Myricetin 3-O-beta-D-glucopyranoside

Evid Based Complement Alternat Med. 2014;2014:283938.

Antioxidant activities and phytochemicals of leaf extracts from 10 native rhododendron species in taiwan.[Pubmed: 24987425 ]

Rhododendron, one of the most famous ornamental plants in the world, is traditionally a medicinal plant. However, the potential bioactivities of native Rhododendron in Taiwan have not been completely studied.
METHODS AND RESULTS:
In this study, the results revealed that Rhododendron pseudochrysanthum exhibited the best antioxidant activities among 10 native Rhododendron species in Taiwan. Furthermore, based on a bioactivity-guided isolation principle, nine specific phytochemicals were isolated and identified as (2R,3S)-catechin (1), (2R,3R)-epicatechin (1'), (2R,3R)-dihydromyricetin 3-O- β -l-arabinopyranoside (2), (2S,3S)-taxifolin 3-O- β -l-arabinopyranoside (2'), (2R,3R)-taxifolin 3-O- β -l-arabinopyranoside (3), Myricetin 3-O-beta-D-glucopyranoside(3'), rutin (4), hyperoside (5), and quercitrin (6). Of these compounds, 2 and 3 were found to be major bioactive compounds, and their concentrations in the n-butanol (BuOH) fraction were determined to be 52.0 and 67.3 mg per gram, respectively.
CONCLUSIONS:
These results demonstrated that methanolic extracts of Rhododendron pseudochrysanthum leaves have excellent antioxidant activities and great potential as a source for natural health products.
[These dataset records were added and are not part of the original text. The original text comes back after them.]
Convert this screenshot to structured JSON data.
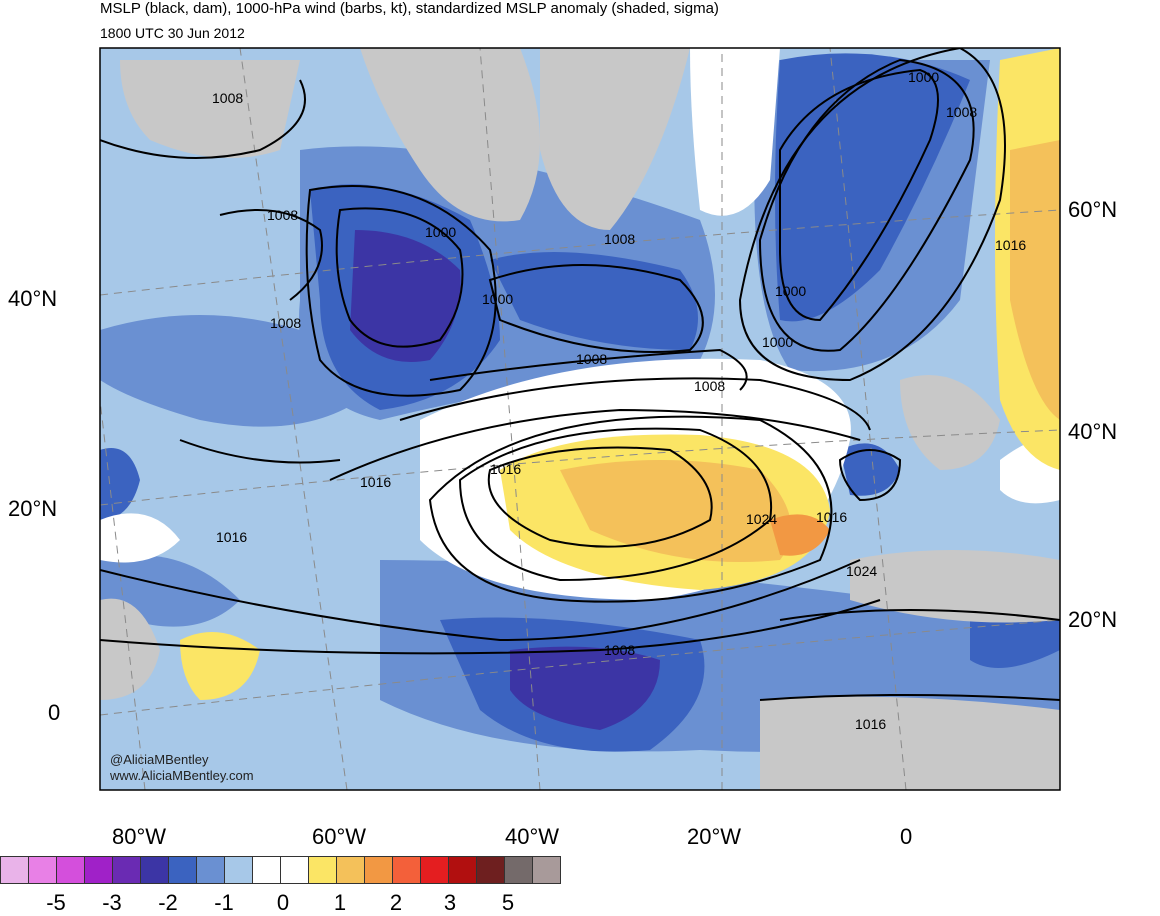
{
  "title": "MSLP (black, dam), 1000-hPa wind (barbs, kt), standardized MSLP anomaly (shaded, sigma)",
  "subtitle": "1800 UTC 30 Jun 2012",
  "credits": [
    "@AliciaMBentley",
    "www.AliciaMBentley.com"
  ],
  "lat_labels_left": [
    "40°N",
    "20°N",
    "0"
  ],
  "lat_labels_right": [
    "60°N",
    "40°N",
    "20°N"
  ],
  "lon_labels": [
    "80°W",
    "60°W",
    "40°W",
    "20°W",
    "0"
  ],
  "isobar_labels": [
    "1008",
    "1008",
    "1000",
    "1000",
    "1008",
    "1000",
    "1008",
    "1016",
    "1000",
    "1008",
    "1000",
    "1008",
    "1008",
    "1016",
    "1016",
    "1024",
    "1016",
    "1024",
    "1016",
    "1008",
    "1016",
    "1008"
  ],
  "colorbar": {
    "colors": [
      "#e9b3e9",
      "#e880e6",
      "#d44fdc",
      "#a021c8",
      "#6a2bb3",
      "#3c35a5",
      "#3b63c0",
      "#6a90d2",
      "#a7c8e8",
      "#ffffff",
      "#ffffff",
      "#fbe565",
      "#f4c15a",
      "#f29843",
      "#f3603a",
      "#e41e20",
      "#b10f0f",
      "#6e1f1f",
      "#746a6a",
      "#a89a9a"
    ],
    "labels": [
      "-5",
      "-3",
      "-2",
      "-1",
      "0",
      "1",
      "2",
      "3",
      "5"
    ]
  },
  "colors": {
    "ocean_base": "#a7c8e8",
    "land_gray": "#c8c8c8",
    "anomaly_neg_2": "#3b63c0",
    "anomaly_neg_3": "#3c35a5",
    "anomaly_pos_1": "#fbe565",
    "anomaly_pos_2": "#f29843",
    "isobar": "#000000",
    "graticule": "#8a8a8a"
  }
}
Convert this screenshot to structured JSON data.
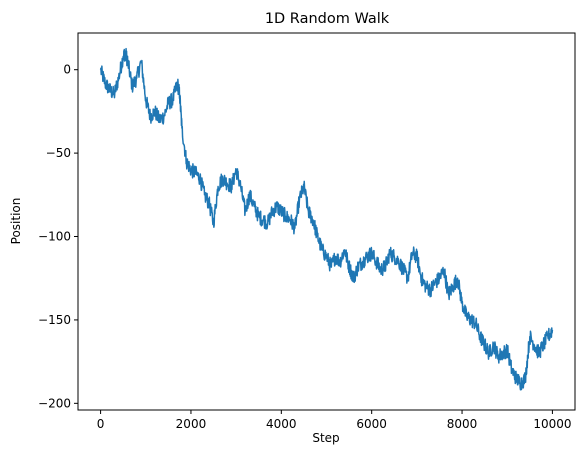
{
  "chart_data": {
    "type": "line",
    "title": "1D Random Walk",
    "xlabel": "Step",
    "ylabel": "Position",
    "xlim": [
      -500,
      10500
    ],
    "ylim": [
      -204,
      22
    ],
    "xticks": [
      0,
      2000,
      4000,
      6000,
      8000,
      10000
    ],
    "yticks": [
      0,
      -50,
      -100,
      -150,
      -200
    ],
    "ytick_labels": [
      "0",
      "−50",
      "−100",
      "−150",
      "−200"
    ],
    "grid": false,
    "line_color": "#1f77b4",
    "series": [
      {
        "x": [
          0,
          100,
          200,
          300,
          400,
          500,
          550,
          600,
          700,
          800,
          900,
          1000,
          1100,
          1200,
          1300,
          1400,
          1500,
          1600,
          1700,
          1750,
          1800,
          1900,
          2000,
          2100,
          2200,
          2300,
          2400,
          2500,
          2600,
          2700,
          2800,
          2900,
          3000,
          3100,
          3200,
          3300,
          3400,
          3500,
          3600,
          3700,
          3800,
          3900,
          4000,
          4100,
          4200,
          4300,
          4400,
          4500,
          4600,
          4700,
          4800,
          4900,
          5000,
          5100,
          5200,
          5300,
          5400,
          5500,
          5600,
          5700,
          5800,
          5900,
          6000,
          6100,
          6200,
          6300,
          6400,
          6500,
          6600,
          6700,
          6800,
          6900,
          7000,
          7100,
          7200,
          7300,
          7400,
          7500,
          7600,
          7700,
          7800,
          7900,
          8000,
          8100,
          8200,
          8300,
          8400,
          8500,
          8600,
          8700,
          8800,
          8900,
          9000,
          9100,
          9200,
          9300,
          9400,
          9500,
          9600,
          9700,
          9800,
          9900,
          10000
        ],
        "y": [
          0,
          -8,
          -12,
          -15,
          -5,
          8,
          10,
          5,
          -10,
          -5,
          5,
          -18,
          -28,
          -25,
          -30,
          -28,
          -20,
          -18,
          -8,
          -15,
          -35,
          -55,
          -60,
          -62,
          -65,
          -75,
          -80,
          -92,
          -70,
          -65,
          -68,
          -70,
          -60,
          -70,
          -85,
          -75,
          -82,
          -88,
          -90,
          -92,
          -85,
          -82,
          -85,
          -88,
          -90,
          -95,
          -78,
          -70,
          -85,
          -90,
          -100,
          -108,
          -112,
          -118,
          -112,
          -115,
          -108,
          -118,
          -125,
          -118,
          -115,
          -112,
          -110,
          -115,
          -120,
          -118,
          -110,
          -112,
          -115,
          -120,
          -125,
          -110,
          -112,
          -125,
          -130,
          -132,
          -128,
          -125,
          -120,
          -135,
          -130,
          -125,
          -140,
          -148,
          -150,
          -152,
          -160,
          -165,
          -170,
          -165,
          -172,
          -170,
          -168,
          -180,
          -185,
          -188,
          -185,
          -160,
          -165,
          -170,
          -165,
          -160,
          -156
        ]
      }
    ]
  }
}
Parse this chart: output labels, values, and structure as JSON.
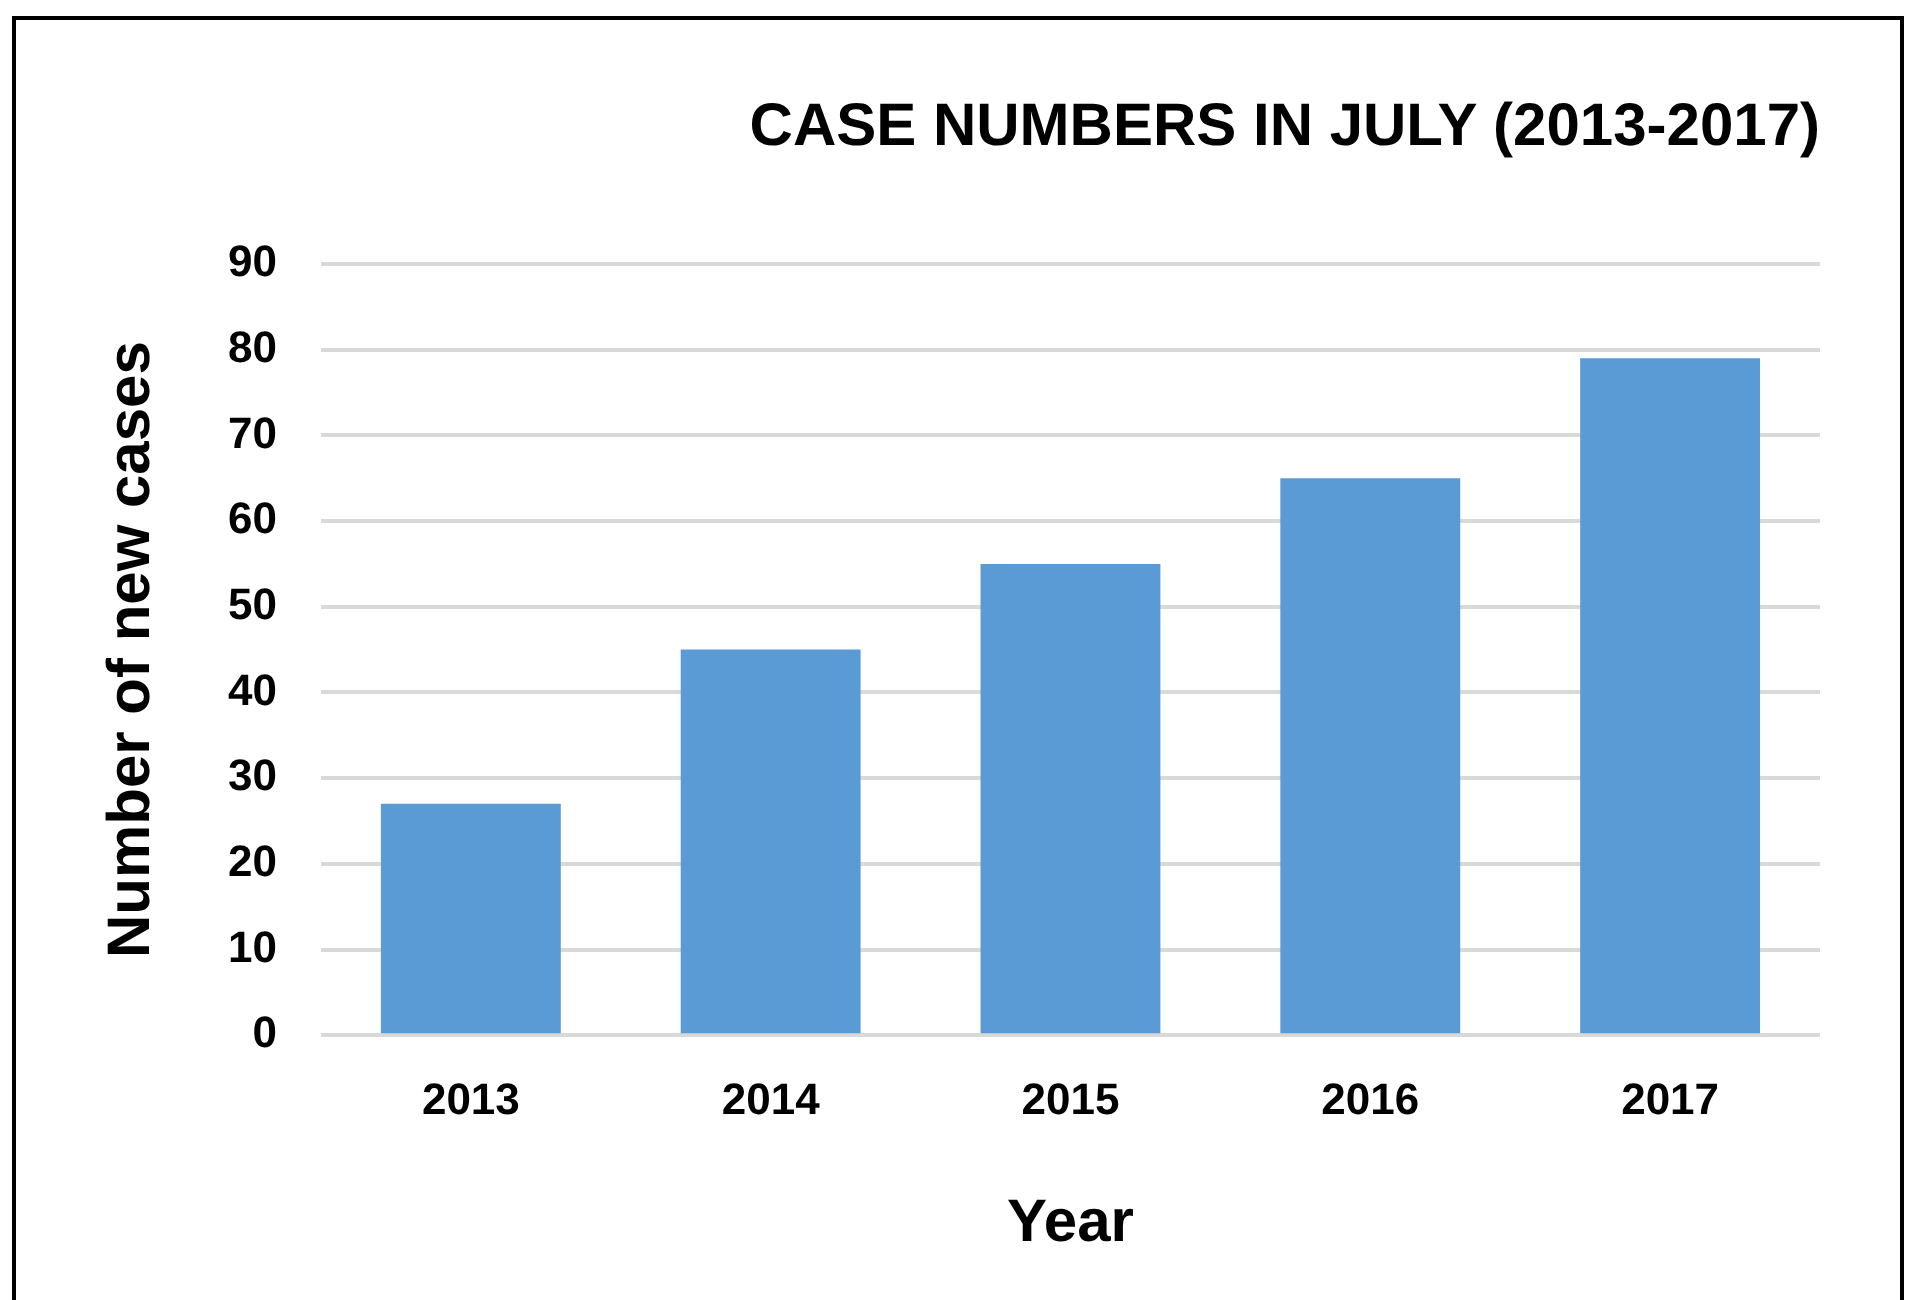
{
  "chart_data": {
    "type": "bar",
    "title": "CASE NUMBERS IN JULY (2013-2017)",
    "xlabel": "Year",
    "ylabel": "Number of new cases",
    "categories": [
      "2013",
      "2014",
      "2015",
      "2016",
      "2017"
    ],
    "values": [
      27,
      45,
      55,
      65,
      79
    ],
    "color": "#5b9bd5",
    "ylim": [
      0,
      90
    ],
    "yticks": [
      0,
      10,
      20,
      30,
      40,
      50,
      60,
      70,
      80,
      90
    ],
    "grid": "y",
    "legend": false
  }
}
J Pharm Pharmacol. 2006 Jul;58(7):981-8.

An extract of Lannea microcarpa: composition, activity and evaluation of cutaneous irritation in cell cultures and reconstituted human epidermis.[Pubmed: 16805959]

Lannea microcarpa (Anacardiaceae) is a tropical tree used in African folk medicine and commercial dermopharmaceutical formulations.
METHODS AND RESULTS:
Fractionation and analysis of its polar extract allowed the identification of 4'-methoxy-myricetin 3-O-alpha-L-rhamnopyranoside, myricetin 3-O-alpha-L-rhamnopyranoside, Myricetin 3-O-beta-D-glucopyranoside, vitexin, isovitexin, gallic acid and epi-catechin, as the major constituents. In-vivo assay (the croton oil ear test in mice) showed that the extract had significant anti-inflammatory effect (ID50 = 900 microg cm(-2)) but ten times lower than that of indometacin (ID50 = 93 microg cm(-2)), the non-steroidal anti-inflammatory drug used as reference. Cytotoxicity and cutaneous irritation of the extract and its constituents were investigated.
CONCLUSIONS:
The crude extract and its major components did not affect cell viability in-vitro either in three different cultures (J774. A1, WEHI-164 and HEK-293) of cells grown in monolayers or in the reconstituted human epidermis (RHE, 3D model), nor did they cause release of pro-inflammatory mediators (IL-1alpha) or histomorphological modification of RHE.